A waiter came over. The woman in white ordered a glass of champagne, and Houdini settled for a soda water.

“Would you like to see a menu?” the waiter asked.

“I don’t think so,” she said.

“You don’t seem human to me,” Houdini said, staring into her eyes. “I wonder if you have to eat.”

“You’re so sweet,” she said. “So tell me what was in the letter.”

“I wrote that now I know how kings have given up their kingdoms for a woman,” Houdini said, delicately stroking her hand. “You are gorgeous. You are wonderful.”

A pause.

“I love you,” he said.

The woman in white trembled all over.

According to Harold Kellock, who wrote Houdini’s official biography based on Bess’s recollections, after many years of marriage, Houdini used “many a deft little artifice to foster the romantic element.”

“Mrs. Houdini, you are a modern woman of liberal ideas,” he would say. “You will not be angry if I keep a date this evening. I expect to meet the most beautiful lady in the world at such and such a corner at 6:30. I shall be home very late.”

Bess would pick up the cue and dress herself in her most stunning outfits and make the rendezvous. Houdini would gallantly escort her into a waiting car and they would repair to a jazz club where Houdini would have made arrangements for a private dining room. Bess would order champagne and Harry would drink water. The waiters would fall for the “illicit and non-connubial atmosphere” of these assignations. According to Kellock, that old vaudeville gag—“‘Who was that lady I seen you with last night?’ ‘That wasn’t no lady, that was my wife’—might have been written seriously about these romantic escapades of Houdini.”

This rendezvous was not part of a fantasy role-playing scenario. The declarations of love and the trembling hands and the hearts a-fluttering were as real as real could be. The woman in white
was
a lady, and she
wasn’t
his wife. She was Charmian London.

From the collection of Roger Dreyer
19
Art Imitates Life

W
HEN HE HEARD THE NEWS THAT
his friend Jack London had died in November of 1916, Houdini immediately dispatched a telegram to his widow Charmian. “Papers here report Jack’s death please let us know if this shocking information is founded on facts.” He signed it “your sincere friends Harry and Bessie Houdini.” London was only forty years old but he had been ill for years and, though his death was certified as due to uremic poisoning, there was speculation that he might have deliberately overdosed on the morphine he was using to control his pain. Though separated geographically, the two couples had become fast friends. When Charmian confirmed Jack’s death, Houdini immediately wrote his friend Kilby, who had been compiling a huge Houdini scrapbook, to tell him the news. “Did I ever send you snap shot of us both?” Houdini asked, with his eye on posterity.

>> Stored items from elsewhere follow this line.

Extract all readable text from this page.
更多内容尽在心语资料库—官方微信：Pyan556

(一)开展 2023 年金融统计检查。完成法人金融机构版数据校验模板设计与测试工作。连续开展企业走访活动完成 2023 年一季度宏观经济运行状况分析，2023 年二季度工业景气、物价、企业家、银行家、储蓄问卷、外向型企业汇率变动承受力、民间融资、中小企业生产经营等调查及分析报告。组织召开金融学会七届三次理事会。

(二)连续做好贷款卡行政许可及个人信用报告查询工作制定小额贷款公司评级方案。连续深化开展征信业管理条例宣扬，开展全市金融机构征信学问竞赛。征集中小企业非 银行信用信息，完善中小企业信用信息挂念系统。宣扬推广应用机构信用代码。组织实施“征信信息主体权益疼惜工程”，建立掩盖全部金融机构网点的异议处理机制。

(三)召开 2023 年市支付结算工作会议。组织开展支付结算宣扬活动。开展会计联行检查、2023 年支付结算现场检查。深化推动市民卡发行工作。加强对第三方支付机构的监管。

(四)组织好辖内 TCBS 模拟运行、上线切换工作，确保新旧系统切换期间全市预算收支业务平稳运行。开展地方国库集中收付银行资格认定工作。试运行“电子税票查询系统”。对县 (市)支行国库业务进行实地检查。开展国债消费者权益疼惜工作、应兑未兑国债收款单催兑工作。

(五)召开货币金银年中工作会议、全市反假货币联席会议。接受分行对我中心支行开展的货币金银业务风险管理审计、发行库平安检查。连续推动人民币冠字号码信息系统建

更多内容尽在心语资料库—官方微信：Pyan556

The following October, Charmian found herself in New York overseeing the final details of the publication of her latest book. She saw Houdini perform and after the show, the two met. Within two hours of their meeting, Charmian sat down and wrote the conjurer a letter. Noting that Houdini seemed almost “shocked” to see her looking “so well and blooming,” Charmian took a defiant stance. “I
refuse
to be beaten! I am going to put in whatever years life still hold for me as profitably in the pursuit of happiness as I possibly can. You have lost and suffered. Am I not right in my attitude?” Informing him that she would relocate for a while in New York, she hinted at future meetings. “Someday, at exactly the right time and place, I shall tell you more about this past year and the other remarkable experience I have had that I’ve really carved out for myself. This is your letter. Please destroy it (but don’t forget it.) C. L.” There were no salutations to her friend Bessie.